The project has gathered the key players in Norway, and has an objective to initiate a pilot project in Bergen. Their long-term ambition is national distribution of the project, and the government will be important in this work.

The politicians, represented by Ruth Grung (member in the Health and Care Services Committee), were directly challenged during a panel debate at the conference. She responded immediately to the challenge, and recommended the project group to present the initiative at a hearing connected to the new Public Health Report in the Health and Care Services Committee on Thursday 30 April.

The electronics industry engage

Representatives from the electronic industry in Norway also attended the conference. This industry has a turnover of 40 billion per year, and is expected to be able to introduce safer electrical products.

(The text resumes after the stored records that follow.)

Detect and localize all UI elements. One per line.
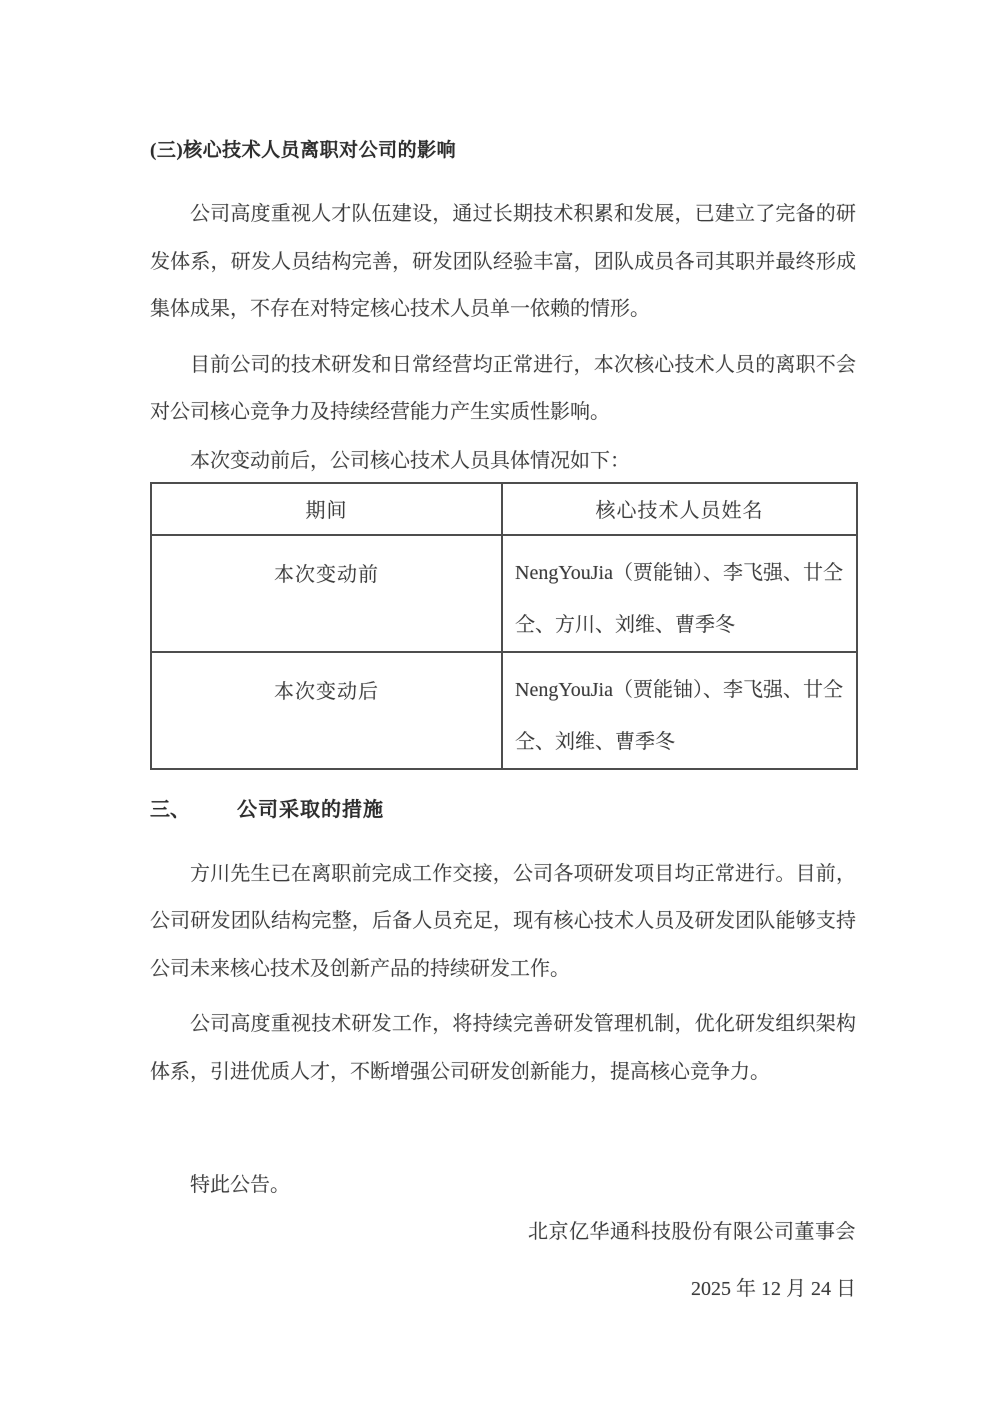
impact-paragraph-1: 公司高度重视人才队伍建设，通过长期技术积累和发展，已建立了完备的研发体系，研发人… xyxy=(150,191,856,334)
measures-paragraph-1: 方川先生已在离职前完成工作交接，公司各项研发项目均正常进行。目前，公司研发团队结… xyxy=(150,851,856,994)
section-impact-heading: (三)核心技术人员离职对公司的影响 xyxy=(150,138,856,164)
section-measures-heading: 三、 公司采取的措施 xyxy=(150,796,856,824)
board-signature: 北京亿华通科技股份有限公司董事会 xyxy=(150,1217,856,1247)
period-after-cell: 本次变动后 xyxy=(151,652,502,769)
personnel-table: 期间 核心技术人员姓名 本次变动前 NengYouJia（贾能铀）、李飞强、廿仝… xyxy=(150,482,858,770)
table-row-after-change: 本次变动后 NengYouJia（贾能铀）、李飞强、廿仝仝、刘维、曹季冬 xyxy=(151,652,857,769)
impact-paragraph-2: 目前公司的技术研发和日常经营均正常进行，本次核心技术人员的离职不会对公司核心竞争… xyxy=(150,342,856,437)
announcement-date: 2025 年 12 月 24 日 xyxy=(150,1274,856,1304)
section-measures-number: 三、 xyxy=(150,796,190,824)
names-before-cell: NengYouJia（贾能铀）、李飞强、廿仝仝、方川、刘维、曹季冬 xyxy=(502,535,857,652)
table-intro-text: 本次变动前后，公司核心技术人员具体情况如下： xyxy=(150,446,856,476)
table-row-before-change: 本次变动前 NengYouJia（贾能铀）、李飞强、廿仝仝、方川、刘维、曹季冬 xyxy=(151,535,857,652)
names-after-cell: NengYouJia（贾能铀）、李飞强、廿仝仝、刘维、曹季冬 xyxy=(502,652,857,769)
table-header-row: 期间 核心技术人员姓名 xyxy=(151,483,857,535)
section-measures-title: 公司采取的措施 xyxy=(237,796,384,824)
closing-statement: 特此公告。 xyxy=(150,1170,856,1200)
table-header-period: 期间 xyxy=(151,483,502,535)
period-before-cell: 本次变动前 xyxy=(151,535,502,652)
document-page: (三)核心技术人员离职对公司的影响 公司高度重视人才队伍建设，通过长期技术积累和… xyxy=(0,0,1000,1414)
table-header-names: 核心技术人员姓名 xyxy=(502,483,857,535)
document-content: (三)核心技术人员离职对公司的影响 公司高度重视人才队伍建设，通过长期技术积累和… xyxy=(150,138,856,1304)
measures-paragraph-2: 公司高度重视技术研发工作，将持续完善研发管理机制，优化研发组织架构体系，引进优质… xyxy=(150,1001,856,1096)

Representatives of the electronics industry in Norway, Delonghi and Kenwood promised to start the process towards Elkjøp, Expert and Komplett immediately after the conference. Furthermore, they will work towards the producers in England and Italy to introduce an increased focus on safety in new products. They were also interested in keeping in touch for further cooperation, and especially towards the Design thinking-group in the project, says Jens Reigstad, business developer in BTO.

Touching story from Linus’ parents

One of the presentations was held by the parents of Linus (3), who was severely scalded in an accident in his day-care.

Linus’ parents made a strong impression on the participants with her story. They gave a special insight into how an accident like this affects the family, and how the burn injury will affect Linus in the future, says Reigstad.

Magne Raundalen, Child psychologist at Senter for krisepsykologi, followed up with an interesting presentation of the mental challenges victims of burn and scald injuries might experience, he continues.

Read more about Linus in BT: Linus (3) ble skåldet av kokvarm suppe (In Norwegian).

About the project

The project is organized by the Department of plastic surgery and burn injury at Haukeland University Hospital, in collaboration with Bergen Teknologioverføring (BTO) and Bergen Emergency Clinic. The project has support from the national competence network Innomed.

The project group is multidisciplinary, and consists among others of general practitioners, nurses, midwives, chief physicians and nurses etc.